Denn die schöpferische Kraft des Lebens gehört mir nicht. Sie ist mein tiefstes Wesen, aber sie überschreitet mich grenzenlos. Ich kann sie ahnend spüren, ihr dankbar lauschen, sie als Geschenk empfinden, dienend und staunend zum Ausdruck bringen. Aber wenn ich sie besitzen und nutzen will, um mehr Geld zu bekommen, dann bleibt mir nur noch ein Zerrbild, vielleicht gar ein Dämon.

In einer solchen Entkopplung der schöpferischen Lebenskraft vom Geld können wir vielleicht auch das Geld zum ersten Mal wirklich sehen: Als unser Gestaltungsmittel, nicht als die Macht, der wir folgen. Ob wir dann viel Geld haben oder wenig: Geld und all unser innerer Reichtum können zum Mittel und Instrument der schöpferischen Kraft des Lebens werden, sie sind nicht das Ziel.

So geben wir dem Geld gewissermaßen eine Seele, wir können es vielleicht sogar poetisieren und aus unserer egoistischen Vereinnahmung befreien.
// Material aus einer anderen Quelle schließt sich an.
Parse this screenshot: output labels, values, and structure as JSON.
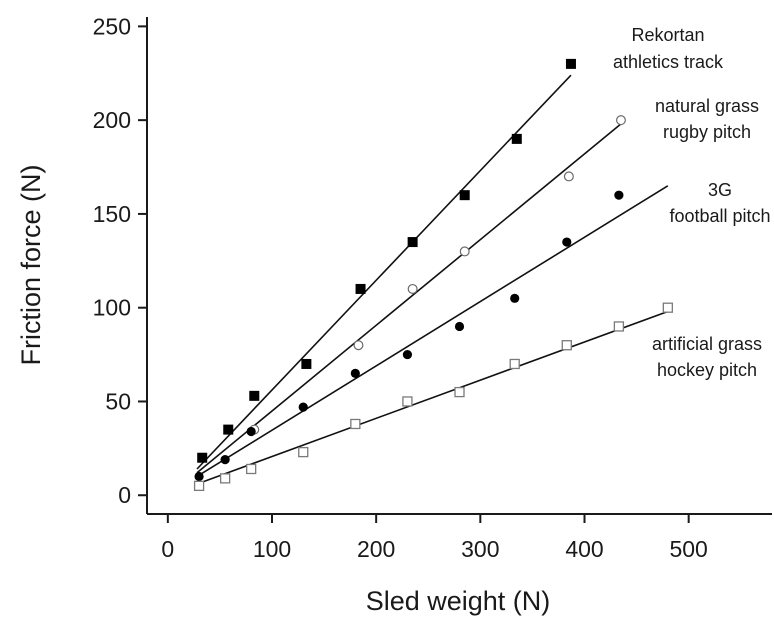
{
  "chart_data": {
    "type": "scatter",
    "xlabel": "Sled weight (N)",
    "ylabel": "Friction force (N)",
    "xlim": [
      -20,
      580
    ],
    "ylim": [
      -10,
      255
    ],
    "xticks": [
      0,
      100,
      200,
      300,
      400,
      500
    ],
    "yticks": [
      0,
      50,
      100,
      150,
      200,
      250
    ],
    "grid": false,
    "legend": "none",
    "series": [
      {
        "name": "Rekortan athletics track",
        "label_lines": [
          "Rekortan",
          "athletics track"
        ],
        "marker": "filled-square",
        "color": "#000000",
        "x": [
          33,
          58,
          83,
          133,
          185,
          235,
          285,
          335,
          387
        ],
        "y": [
          20,
          35,
          53,
          70,
          110,
          135,
          160,
          190,
          230
        ],
        "fit": {
          "x": [
            28,
            387
          ],
          "y": [
            14,
            224
          ]
        }
      },
      {
        "name": "natural grass rugby pitch",
        "label_lines": [
          "natural grass",
          "rugby pitch"
        ],
        "marker": "open-circle",
        "color": "#6a6a6a",
        "x": [
          83,
          183,
          235,
          285,
          385,
          435
        ],
        "y": [
          35,
          80,
          110,
          130,
          170,
          200
        ],
        "fit": {
          "x": [
            28,
            435
          ],
          "y": [
            12,
            198
          ]
        }
      },
      {
        "name": "3G football pitch",
        "label_lines": [
          "3G",
          "football pitch"
        ],
        "marker": "filled-circle",
        "color": "#000000",
        "x": [
          30,
          55,
          80,
          130,
          180,
          230,
          280,
          333,
          383,
          433
        ],
        "y": [
          10,
          19,
          34,
          47,
          65,
          75,
          90,
          105,
          135,
          160
        ],
        "fit": {
          "x": [
            28,
            480
          ],
          "y": [
            10,
            165
          ]
        }
      },
      {
        "name": "artificial grass hockey pitch",
        "label_lines": [
          "artificial grass",
          "hockey pitch"
        ],
        "marker": "open-square",
        "color": "#7a7a7a",
        "x": [
          30,
          55,
          80,
          130,
          180,
          230,
          280,
          333,
          383,
          433,
          480
        ],
        "y": [
          5,
          9,
          14,
          23,
          38,
          50,
          55,
          70,
          80,
          90,
          100
        ],
        "fit": {
          "x": [
            28,
            480
          ],
          "y": [
            6,
            98
          ]
        }
      }
    ]
  }
}
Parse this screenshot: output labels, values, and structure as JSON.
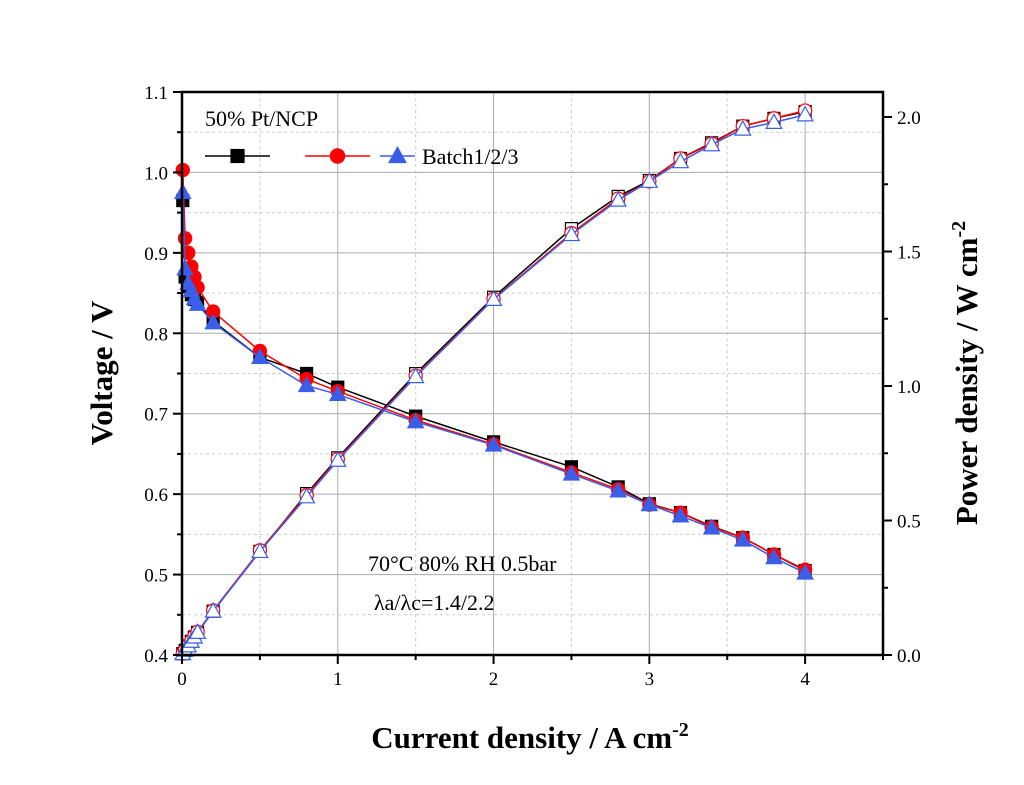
{
  "chart_data": {
    "type": "line",
    "xlabel": "Current density / A cm",
    "xlabel_sup": "-2",
    "ylabel": "Voltage / V",
    "y2label": "Power density / W cm",
    "y2label_sup": "-2",
    "xlim": [
      0,
      4.5
    ],
    "ylim": [
      0.4,
      1.1
    ],
    "y2lim": [
      0.0,
      2.093
    ],
    "xticks": [
      "0",
      "1",
      "2",
      "3",
      "4"
    ],
    "yticks": [
      "0.4",
      "0.5",
      "0.6",
      "0.7",
      "0.8",
      "0.9",
      "1.0",
      "1.1"
    ],
    "y2ticks": [
      "0.0",
      "0.5",
      "1.0",
      "1.5",
      "2.0"
    ],
    "grid": true,
    "legend_title": "50% Pt/NCP",
    "legend_label": "Batch1/2/3",
    "legend_placement": "top-left",
    "annotations": [
      "70°C 80% RH 0.5bar",
      "λa/λc=1.4/2.2"
    ],
    "x": [
      0.005,
      0.02,
      0.04,
      0.06,
      0.08,
      0.1,
      0.2,
      0.5,
      0.8,
      1,
      1.5,
      2,
      2.5,
      2.8,
      3,
      3.2,
      3.4,
      3.6,
      3.8,
      4
    ],
    "series": [
      {
        "color": "#000000",
        "marker": "square",
        "voltage": [
          0.965,
          0.87,
          0.858,
          0.848,
          0.842,
          0.838,
          0.815,
          0.77,
          0.75,
          0.733,
          0.697,
          0.665,
          0.634,
          0.609,
          0.588,
          0.577,
          0.56,
          0.546,
          0.525,
          0.505
        ],
        "power": [
          0.005,
          0.017,
          0.034,
          0.051,
          0.067,
          0.084,
          0.163,
          0.385,
          0.6,
          0.733,
          1.046,
          1.33,
          1.585,
          1.705,
          1.764,
          1.846,
          1.904,
          1.966,
          1.995,
          2.02
        ]
      },
      {
        "color": "#ff0000",
        "marker": "circle",
        "voltage": [
          1.003,
          0.918,
          0.9,
          0.883,
          0.87,
          0.857,
          0.827,
          0.778,
          0.743,
          0.728,
          0.692,
          0.662,
          0.627,
          0.606,
          0.587,
          0.577,
          0.559,
          0.546,
          0.525,
          0.506
        ],
        "power": [
          0.005,
          0.018,
          0.036,
          0.053,
          0.07,
          0.086,
          0.165,
          0.389,
          0.594,
          0.728,
          1.038,
          1.324,
          1.568,
          1.697,
          1.761,
          1.846,
          1.901,
          1.966,
          1.995,
          2.024
        ]
      },
      {
        "color": "#3b5ee8",
        "marker": "triangle",
        "voltage": [
          0.975,
          0.88,
          0.862,
          0.853,
          0.843,
          0.836,
          0.813,
          0.77,
          0.735,
          0.724,
          0.69,
          0.661,
          0.625,
          0.604,
          0.587,
          0.573,
          0.558,
          0.543,
          0.521,
          0.502
        ],
        "power": [
          0.005,
          0.018,
          0.034,
          0.051,
          0.067,
          0.084,
          0.163,
          0.385,
          0.588,
          0.724,
          1.035,
          1.322,
          1.563,
          1.691,
          1.761,
          1.834,
          1.897,
          1.955,
          1.98,
          2.008
        ]
      }
    ]
  }
}
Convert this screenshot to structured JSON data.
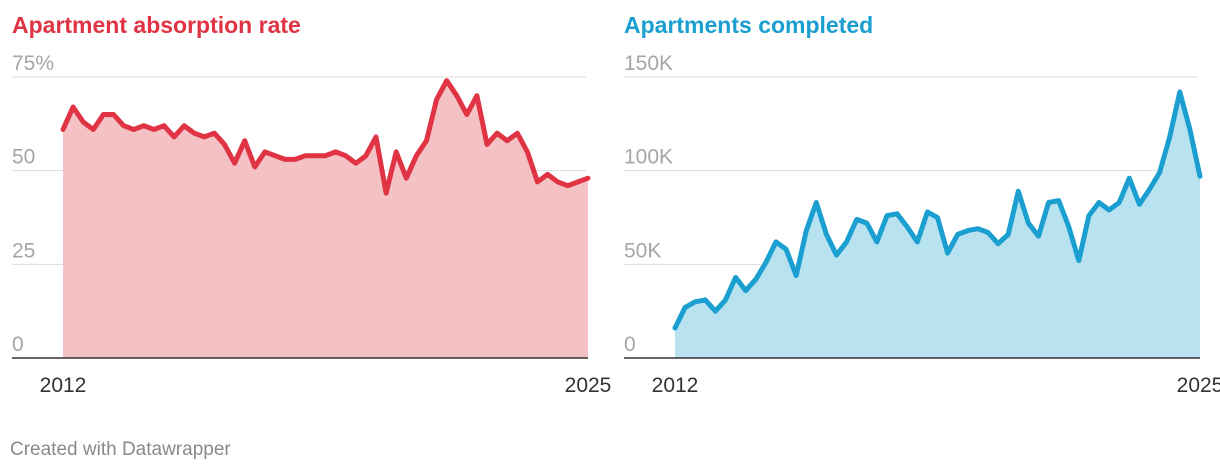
{
  "footer": {
    "credit": "Created with Datawrapper"
  },
  "chart_data": [
    {
      "type": "area",
      "title": "Apartment absorption rate",
      "color": "#e03444",
      "fill_color": "#f4c2c5",
      "ylim": [
        0,
        75
      ],
      "yticks": [
        0,
        25,
        50,
        75
      ],
      "ytick_labels": [
        "0",
        "25",
        "50",
        "75%"
      ],
      "xlim": [
        2012,
        2025
      ],
      "xticks": [
        2012,
        2025
      ],
      "xtick_labels": [
        "2012",
        "2025"
      ],
      "grid": true,
      "x": [
        2012.0,
        2012.25,
        2012.5,
        2012.75,
        2013.0,
        2013.25,
        2013.5,
        2013.75,
        2014.0,
        2014.25,
        2014.5,
        2014.75,
        2015.0,
        2015.25,
        2015.5,
        2015.75,
        2016.0,
        2016.25,
        2016.5,
        2016.75,
        2017.0,
        2017.25,
        2017.5,
        2017.75,
        2018.0,
        2018.25,
        2018.5,
        2018.75,
        2019.0,
        2019.25,
        2019.5,
        2019.75,
        2020.0,
        2020.25,
        2020.5,
        2020.75,
        2021.0,
        2021.25,
        2021.5,
        2021.75,
        2022.0,
        2022.25,
        2022.5,
        2022.75,
        2023.0,
        2023.25,
        2023.5,
        2023.75,
        2024.0,
        2024.25,
        2024.5,
        2024.75,
        2025.0
      ],
      "values": [
        61,
        67,
        63,
        61,
        65,
        65,
        62,
        61,
        62,
        61,
        62,
        59,
        62,
        60,
        59,
        60,
        57,
        52,
        58,
        51,
        55,
        54,
        53,
        53,
        54,
        54,
        54,
        55,
        54,
        52,
        54,
        59,
        44,
        55,
        48,
        54,
        58,
        69,
        74,
        70,
        65,
        70,
        57,
        60,
        58,
        60,
        55,
        47,
        49,
        47,
        46,
        47,
        48
      ]
    },
    {
      "type": "area",
      "title": "Apartments completed",
      "color": "#1a9fd0",
      "fill_color": "#b8e2f0",
      "ylim": [
        0,
        150000
      ],
      "yticks": [
        0,
        50000,
        100000,
        150000
      ],
      "ytick_labels": [
        "0",
        "50K",
        "100K",
        "150K"
      ],
      "xlim": [
        2012,
        2025
      ],
      "xticks": [
        2012,
        2025
      ],
      "xtick_labels": [
        "2012",
        "2025"
      ],
      "grid": true,
      "x": [
        2012.0,
        2012.25,
        2012.5,
        2012.75,
        2013.0,
        2013.25,
        2013.5,
        2013.75,
        2014.0,
        2014.25,
        2014.5,
        2014.75,
        2015.0,
        2015.25,
        2015.5,
        2015.75,
        2016.0,
        2016.25,
        2016.5,
        2016.75,
        2017.0,
        2017.25,
        2017.5,
        2017.75,
        2018.0,
        2018.25,
        2018.5,
        2018.75,
        2019.0,
        2019.25,
        2019.5,
        2019.75,
        2020.0,
        2020.25,
        2020.5,
        2020.75,
        2021.0,
        2021.25,
        2021.5,
        2021.75,
        2022.0,
        2022.25,
        2022.5,
        2022.75,
        2023.0,
        2023.25,
        2023.5,
        2023.75,
        2024.0,
        2024.25,
        2024.5,
        2024.75,
        2025.0
      ],
      "values": [
        16000,
        27000,
        30000,
        31000,
        25000,
        31000,
        43000,
        36000,
        42000,
        51000,
        62000,
        58000,
        44000,
        68000,
        83000,
        66000,
        55000,
        62000,
        74000,
        72000,
        62000,
        76000,
        77000,
        70000,
        62000,
        78000,
        75000,
        56000,
        66000,
        68000,
        69000,
        67000,
        61000,
        66000,
        89000,
        72000,
        65000,
        83000,
        84000,
        70000,
        52000,
        76000,
        83000,
        79000,
        83000,
        96000,
        82000,
        90000,
        99000,
        118000,
        142000,
        122000,
        97000
      ]
    }
  ]
}
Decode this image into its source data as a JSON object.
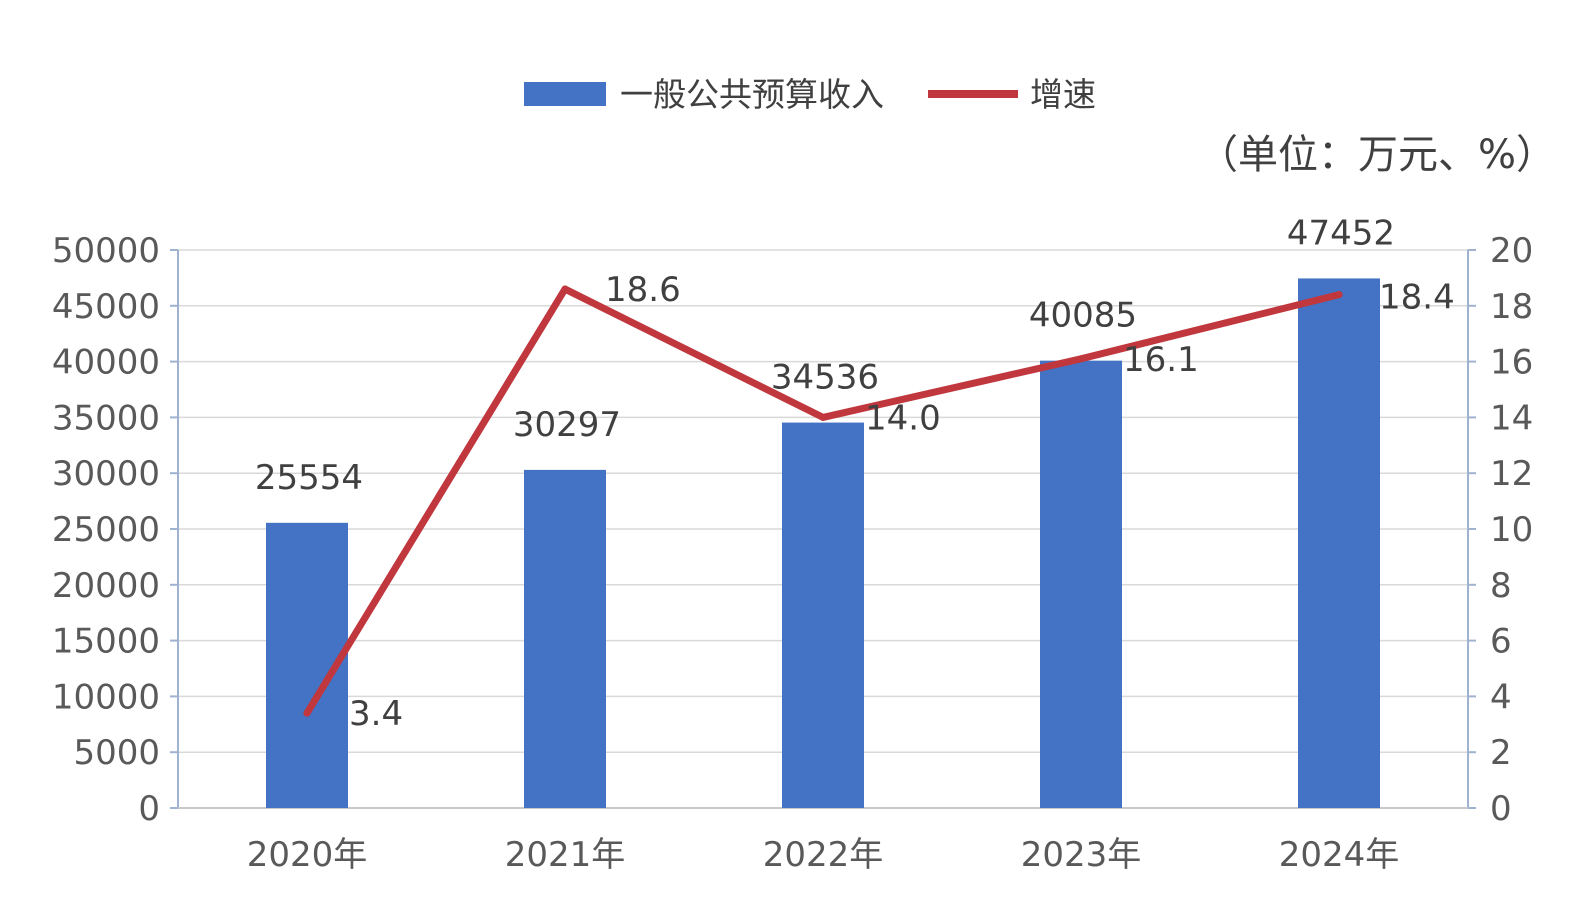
{
  "chart_data": {
    "type": "bar",
    "title": "",
    "unit_note": "（单位：万元、%）",
    "categories": [
      "2020年",
      "2021年",
      "2022年",
      "2023年",
      "2024年"
    ],
    "series": [
      {
        "name": "一般公共预算收入",
        "type": "bar",
        "axis": "left",
        "values": [
          25554,
          30297,
          34536,
          40085,
          47452
        ],
        "labels": [
          "25554",
          "30297",
          "34536",
          "40085",
          "47452"
        ],
        "color": "#4472C4"
      },
      {
        "name": "增速",
        "type": "line",
        "axis": "right",
        "values": [
          3.4,
          18.6,
          14.0,
          16.1,
          18.4
        ],
        "labels": [
          "3.4",
          "18.6",
          "14.0",
          "16.1",
          "18.4"
        ],
        "color": "#C0373D"
      }
    ],
    "y_left": {
      "min": 0,
      "max": 50000,
      "ticks": [
        0,
        5000,
        10000,
        15000,
        20000,
        25000,
        30000,
        35000,
        40000,
        45000,
        50000
      ],
      "tick_labels": [
        "0",
        "5000",
        "10000",
        "15000",
        "20000",
        "25000",
        "30000",
        "35000",
        "40000",
        "45000",
        "50000"
      ]
    },
    "y_right": {
      "min": 0,
      "max": 20,
      "ticks": [
        0,
        2,
        4,
        6,
        8,
        10,
        12,
        14,
        16,
        18,
        20
      ],
      "tick_labels": [
        "0",
        "2",
        "4",
        "6",
        "8",
        "10",
        "12",
        "14",
        "16",
        "18",
        "20"
      ]
    },
    "grid": true,
    "legend_position": "top-center"
  }
}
Ja, vielleicht können wir das Geld von uns befreien. Aber dafür wiederum müssen wir uns vom Geld befreien und unsere eigene Seele kennen, spüren und uns ihr hingeben und dürfen diese seelische Tiefe nicht von der Macht des Geldes und ihren Verheißungen vereinnahmen lassen.

Sind Sie reich? Vielleicht schauen Sie sich um: Der Platz, an dem Sie sitzen, Ihre Umgebung, ein warmer, geschützter Ort. Fühlen Sie Ihren Atem, das Schlagen des Herzens. Spüren Sie die Wachheit und Präsenz Ihres Bewusstseins. Und darin dieses zarte, machtvolle Sehnen, ihr Urinnerstes dem Leben zu schenken. In diesem Augenblick, gibt es da mehr, das Sie brauchen, um reich zu sein?